2) Richt je met beprijzen en wetgeving op bronmaatregelen. Een grote groep boeren laat zien dat
dierwaardige landbouw zonder kunstmest of bestrijdingsmiddelen en geen of beperkte import
van veevoer prima mogelijk is. Ook reductie van stikstof begint bij het terugdringen van import
van veevoer en toepassing van stikstof-kunstmest. Technologie kan behulpzaam zijn in de
landbouw, maar moet dienend zijn aan systeemoplossingen en dierenwelzijn. De beloftes voor
inzet van nieuwe technologie zijn vaak sterk gekleurd vanuit de financiële belangen van de
leveranciers en kredietverstrekkers. De noodzakelijke omslag van ons voedselsysteem zal
onvermijdelijk ook een verschuiving betekenen van het verdienmodel van toeleveranciers en
afnemers, naar een verdienmodel voor de boer en zijn omgeving.

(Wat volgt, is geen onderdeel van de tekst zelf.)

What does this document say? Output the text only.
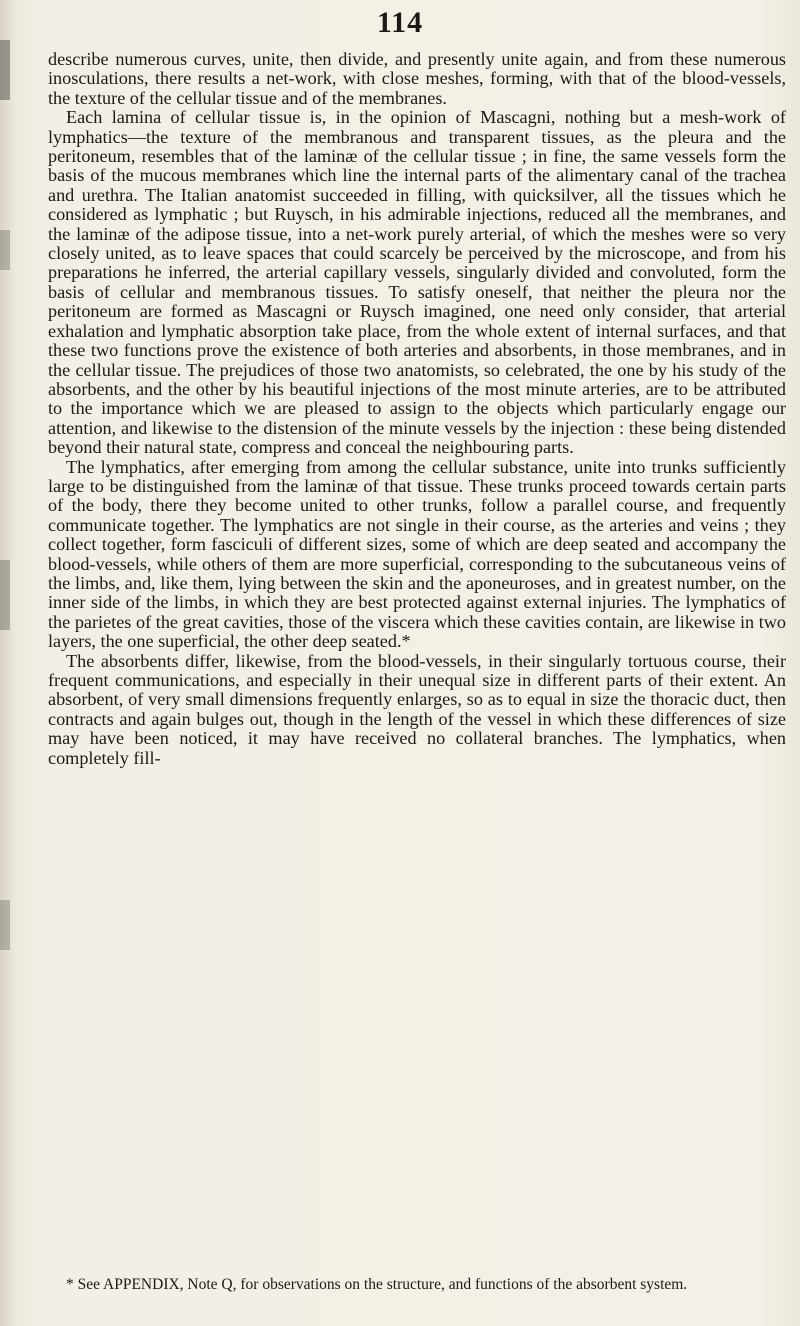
114

describe numerous curves, unite, then divide, and presently unite again, and from these numerous inosculations, there results a net-work, with close meshes, forming, with that of the blood-vessels, the texture of the cellular tissue and of the membranes.

Each lamina of cellular tissue is, in the opinion of Mascagni, nothing but a mesh-work of lymphatics—the texture of the membranous and transparent tissues, as the pleura and the peritoneum, resembles that of the laminæ of the cellular tissue ; in fine, the same vessels form the basis of the mucous membranes which line the internal parts of the alimentary canal of the trachea and urethra. The Italian anatomist succeeded in filling, with quicksilver, all the tissues which he considered as lymphatic ; but Ruysch, in his admirable injections, reduced all the membranes, and the laminæ of the adipose tissue, into a net-work purely arterial, of which the meshes were so very closely united, as to leave spaces that could scarcely be perceived by the microscope, and from his preparations he inferred, the arterial capillary vessels, singularly divided and convoluted, form the basis of cellular and membranous tissues. To satisfy oneself, that neither the pleura nor the peritoneum are formed as Mascagni or Ruysch imagined, one need only consider, that arterial exhalation and lymphatic absorption take place, from the whole extent of internal surfaces, and that these two functions prove the existence of both arteries and absorbents, in those membranes, and in the cellular tissue. The prejudices of those two anatomists, so celebrated, the one by his study of the absorbents, and the other by his beautiful injections of the most minute arteries, are to be attributed to the importance which we are pleased to assign to the objects which particularly engage our attention, and likewise to the distension of the minute vessels by the injection : these being distended beyond their natural state, compress and conceal the neighbouring parts.

The lymphatics, after emerging from among the cellular substance, unite into trunks sufficiently large to be distinguished from the laminæ of that tissue. These trunks proceed towards certain parts of the body, there they become united to other trunks, follow a parallel course, and frequently communicate together. The lymphatics are not single in their course, as the arteries and veins ; they collect together, form fasciculi of different sizes, some of which are deep seated and accompany the blood-vessels, while others of them are more superficial, corresponding to the subcutaneous veins of the limbs, and, like them, lying between the skin and the aponeuroses, and in greatest number, on the inner side of the limbs, in which they are best protected against external injuries. The lymphatics of the parietes of the great cavities, those of the viscera which these cavities contain, are likewise in two layers, the one superficial, the other deep seated.*

The absorbents differ, likewise, from the blood-vessels, in their singularly tortuous course, their frequent communications, and especially in their unequal size in different parts of their extent. An absorbent, of very small dimensions frequently enlarges, so as to equal in size the thoracic duct, then contracts and again bulges out, though in the length of the vessel in which these differences of size may have been noticed, it may have received no collateral branches. The lymphatics, when completely fill-

* See APPENDIX, Note Q, for observations on the structure, and functions of the absorbent system.
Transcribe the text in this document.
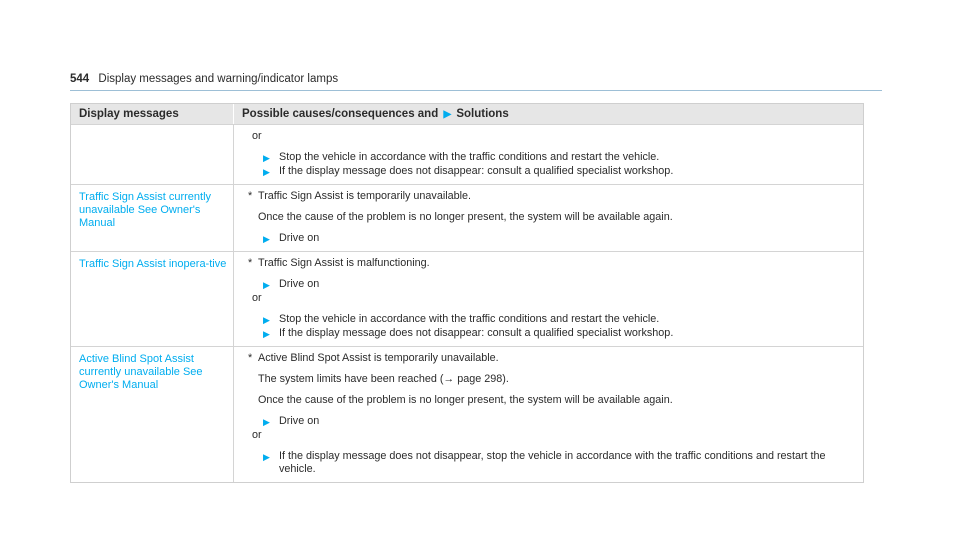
544 Display messages and warning/indicator lamps
Display messages	Possible causes/consequences and ▶ Solutions
or
▶ Stop the vehicle in accordance with the traffic conditions and restart the vehicle.
▶ If the display message does not disappear: consult a qualified specialist workshop.
Traffic Sign Assist currently unavailable See Owner's Manual
* Traffic Sign Assist is temporarily unavailable.
Once the cause of the problem is no longer present, the system will be available again.
▶ Drive on
Traffic Sign Assist inopera-tive	* Traffic Sign Assist is malfunctioning.
▶ Drive on
or
▶ Stop the vehicle in accordance with the traffic conditions and restart the vehicle.
▶ If the display message does not disappear: consult a qualified specialist workshop.
Active Blind Spot Assist currently unavailable See Owner's Manual
* Active Blind Spot Assist is temporarily unavailable.
The system limits have been reached (→ page 298).
Once the cause of the problem is no longer present, the system will be available again.
▶ Drive on
or
▶ If the display message does not disappear, stop the vehicle in accordance with the traffic conditions and restart the vehicle.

3) Streef naar een grondgebonden landbouw en sluit de kringloop in de vorm van volledig
plantaardige of gemengde bedrijven of koppelbedrijven die mest en voer uitwisselen. Daarnaast
is er ruimte voor een sterk gereduceerde varkens- en pluimveesector die vooral vanuit
reststromen worden gevoerd en waar dieren op een dierwaardige manier worden gehouden. Laat
grote, intensieve veebedrijven met weinig of geen grond, die vaak de grootste piekbelasters zijn,
als eerste in aanmerking komen voor uitkoop. Bij het sluiten van de kringloop hoort onderzoek
naar het terugbrengen van humane mest in de kringloop en het voorkomen van
voedselverspilling.
4) Zorg voor maatwerk en duidelijkheid met oog voor de boeren die deel van de oplossing zijn.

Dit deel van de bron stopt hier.